As joyful as the WrestleMania 30 moment in New Orleans was for him, his fans and those close to him, Bryan said he feels “a little bit numb” when he thinks about that time now because of the circumstances around it.

“Fans think of it from a Daniel Bryan perspective from mostly a positive perspective,” he said. “I have just a mixed bag. There was WrestleMania 30, there was Ultimate Warrior passing away shortly after that, then my wife and I get married, then my dad passes away, then [8-year-old superfan] Connor [Michalek] passes away, I have to have neck surgery and I don’t have wrestling as a catharsis to deal with the emotional pain that I’m going through from my dad passing away, which is how I’ve emotionally dealt with everything in my life”

If he is to leave WrestleMania 37 as champion again, he hopes the moment feels more like losing the WWE championship to Kofi Kingston at WrestleMania 35 did. That night at MetLife Stadium, in his mind, feels ‘infinitely better” than winning at the Superdome because “there’s no negativity to it.”

“At the end of it, I lose, I come back, I have a great moment with Kofi, but then I go to my wife and my daughter’s there and my daughter just saw me wrestle in front of I don’t know what, 65,000 people and it’s just a pure joyful moment,” Bryan said. “That’s kind of what I expect if that were to happen this time. But I also think there is just going to be a cool moment that I’m having regardless because for the first time in over a year we are wrestling in front of a live crowd. The thought of it just gives me chills.

WWE
Daniel Bryan will face off with Roman Reigns and Edge for the Universal championship at WrestleMania 37. WWE

“In Mexico, there is tons of just older people who love just still going out and wrestling just because it’s fun. It’s this lifelong passion you have. So what’s the right amount? How much does my wife actually want me in the house?”

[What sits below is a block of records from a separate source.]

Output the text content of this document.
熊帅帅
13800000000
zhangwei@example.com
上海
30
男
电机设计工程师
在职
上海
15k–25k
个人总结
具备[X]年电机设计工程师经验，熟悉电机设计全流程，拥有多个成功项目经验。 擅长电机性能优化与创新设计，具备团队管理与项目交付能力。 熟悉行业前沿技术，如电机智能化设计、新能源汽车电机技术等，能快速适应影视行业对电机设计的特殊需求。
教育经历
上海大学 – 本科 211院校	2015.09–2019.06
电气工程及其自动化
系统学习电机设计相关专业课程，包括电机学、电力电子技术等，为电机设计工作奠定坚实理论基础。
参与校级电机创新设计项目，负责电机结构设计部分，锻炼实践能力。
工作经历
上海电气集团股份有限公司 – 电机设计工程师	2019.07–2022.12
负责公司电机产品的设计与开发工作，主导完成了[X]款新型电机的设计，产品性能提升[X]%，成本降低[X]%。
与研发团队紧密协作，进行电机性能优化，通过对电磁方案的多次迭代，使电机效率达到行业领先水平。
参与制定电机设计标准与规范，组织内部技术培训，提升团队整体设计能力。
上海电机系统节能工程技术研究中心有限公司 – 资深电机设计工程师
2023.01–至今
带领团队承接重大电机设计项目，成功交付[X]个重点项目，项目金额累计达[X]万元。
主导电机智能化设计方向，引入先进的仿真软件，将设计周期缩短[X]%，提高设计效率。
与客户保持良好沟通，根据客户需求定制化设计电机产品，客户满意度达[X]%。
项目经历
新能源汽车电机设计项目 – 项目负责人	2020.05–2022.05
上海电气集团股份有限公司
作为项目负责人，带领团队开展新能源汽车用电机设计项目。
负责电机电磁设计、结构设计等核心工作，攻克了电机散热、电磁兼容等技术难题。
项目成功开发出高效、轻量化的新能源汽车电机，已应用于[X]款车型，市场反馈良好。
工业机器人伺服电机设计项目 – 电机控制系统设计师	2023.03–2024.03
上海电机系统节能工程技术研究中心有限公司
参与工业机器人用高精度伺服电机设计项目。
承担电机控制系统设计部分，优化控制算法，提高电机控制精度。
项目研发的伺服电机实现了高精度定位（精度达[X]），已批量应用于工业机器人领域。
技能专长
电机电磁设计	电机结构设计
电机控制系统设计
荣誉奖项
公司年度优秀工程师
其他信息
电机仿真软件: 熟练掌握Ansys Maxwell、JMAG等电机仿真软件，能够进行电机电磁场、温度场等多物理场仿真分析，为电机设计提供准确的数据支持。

At least for a little while longer, Bryan’s regular second home is still WWE’s 20×20 ring. He enters WrestleMania 37 expecting to soon close that chapter in his life and has been preparing himself for it.

“Since I’ve come back from retirement I’ve approached a lot of matches with the feeling that this could be your last one, because you never know,” Bryan said. “My last one, before I was forced to retire I had no idea that was my last one even when it was happening. There’s this idea that no matter what the circumstance is this could be the last time you get to do this thing that I’ve done my entire adult life that I get such joy doing. It’s created a completely different perspective almost every time I’ve wrestled since I’ve come back, a different level of joy as I wrestle and do this thing that I love so much.”